TARİHE IŞIK TUTAN MEZAR TAŞLARI

Türk mitolojisi, Türk kültürünün şekillenmesinde ve Türk sanatının gelişmesinde önemli bir rol üstlenmiştir. Türk mitolojisindeki unsurlar, Orta-Asya’dan, İran, Mezopotamya ve Anadolu’ya kadar Türk mezar taşlarında semboller olarak kendini göstermiş, adeta Türk kimlik ve varlığının birer yansıması olmuştur.

***

Üzerine bu mitolojik sembollerin adeta ilmik ilmik işlendiği mezar taşları, Orta-Asya’daki mitolojik sembollerimizin Türkler tarafından gittikleri her bölgeye taşındığının bir ispatı niteliğindedir. Altay Türklerinin Yaratılış Efsanelerinde, uçsuz bucaksız evrende uçan Ülgen, denizden çıkan taşa oturunca rahatlar ve:

“Denizden çıkan taş fırladı çıktı yüze,

Hemence taşı tuttu, bindi taşın üstüne!

Artık Ülgen memnundu, rahatı bulmuş idi.

Üzerinde duracak bir yeri olmuş idi”

***

biçimindeki mitolojik anlatıda görüldüğü gibi taş, yeryüzü, insanlar, bitkiler ve hayvanlar yaratılmadan önce önemli bir işlev üstlenmiştir. Tanrı suda boğulmak üzere olan ve kendisinden yardım isteyen kişiyi kurtarmak için ‘Sağlam bir taş olsun’ der ve suyun dibinden bir taş çıkartır. Mitolojide taş; kurtarıcı, üzerinde durulabilen bir korunak anlamındadır.

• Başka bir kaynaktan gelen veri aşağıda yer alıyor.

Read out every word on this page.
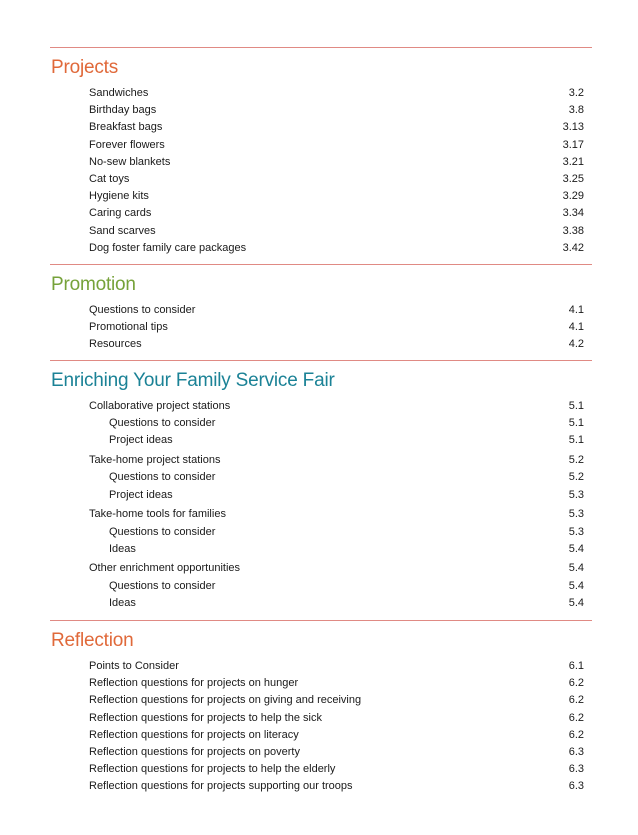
Projects
Sandwiches	3.2
Birthday bags	3.8
Breakfast bags	3.13
Forever flowers	3.17
No-sew blankets	3.21
Cat toys	3.25
Hygiene kits	3.29
Caring cards	3.34
Sand scarves	3.38
Dog foster family care packages	3.42
Promotion
Questions to consider	4.1
Promotional tips	4.1
Resources	4.2
Enriching Your Family Service Fair
Collaborative project stations	5.1
Questions to consider	5.1
Project ideas	5.1
Take-home project stations	5.2
Questions to consider	5.2
Project ideas	5.3
Take-home tools for families	5.3
Questions to consider	5.3
Ideas	5.4
Other enrichment opportunities	5.4
Questions to consider	5.4
Ideas	5.4
Reflection
Points to Consider	6.1
Reflection questions for projects on hunger	6.2
Reflection questions for projects on giving and receiving	6.2
Reflection questions for projects to help the sick	6.2
Reflection questions for projects on literacy	6.2
Reflection questions for projects on poverty	6.3
Reflection questions for projects to help the elderly	6.3
Reflection questions for projects supporting our troops	6.3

Türk mitolojisiyle ilgili önemli tespit ve değerlendirmeleri bulunan Prof. Dr. Bahattin Ögel’e göre;

“Türk milletinin başarılarını, yalnızca kılıcının kuvvetine bağlamak doğru değildir. Her Türk ailesinde, gerçeğe dayanan bir tabiat bilgisi vardı. Çünkü onlar, tabiat içinde doğmuş, tabiatta yaşamış ve tabiatı yenmeye çalışmışlardı. Bunun için de bilgileri gerçekti ve gerçeğe dayanıyordu. Tabiat düzenine göre bir mantık ve yine, aynı düzene göre kurulup işleyen bir cemiyet vardı.

***

Hisleri düşüncesi tabiata dayanıyordu ve bundan dolayı da gerçekçi idi. Yine gerçek yönleri ile tanıdığı tabiat olaylarına bir kişilik verip, onlarla beraber yaşamayı da ihmal etmiyordu. Hayaller ve hisler madde ile birleşiyor ve böylece de bir mitoloji doğuyordu. Eski Türklerde, tabiat düzenine göre kurulmuş ve zaman birimlerine göre işleyen bir mitoloji vardı. Bunun için de Türklerde mitoloji, daha çok bir ideal ve ülkü düzeni idi.”

***

Dünya durdukça duran taşlar, en kalıcı belgelerdir. Çünkü taşlar biçimlendirilerek oluşturulan eserler ve insan eli ile üzerine işlenen izler, tarihe ışık tutan geçmişten geleceğe uzanan sağlam köprülerdir.

***

Bu bağlamda kadim mezarlıklarımız hem tarihi açıdan hem de sanatsal açıdan birer kütüphanedir. Toplumsal hafızamızın saklandığı mezarlıklarımızı açık hava müzelerine dönüştürmek gerekmektedir.

***

Bunun için önce mevcut varlıklarımızı tespit etmemiz, envanterini çıkarmamız ve sonra restore etmemiz, geleceğe güvenli bir şekilde aktarmamız gerekiyor.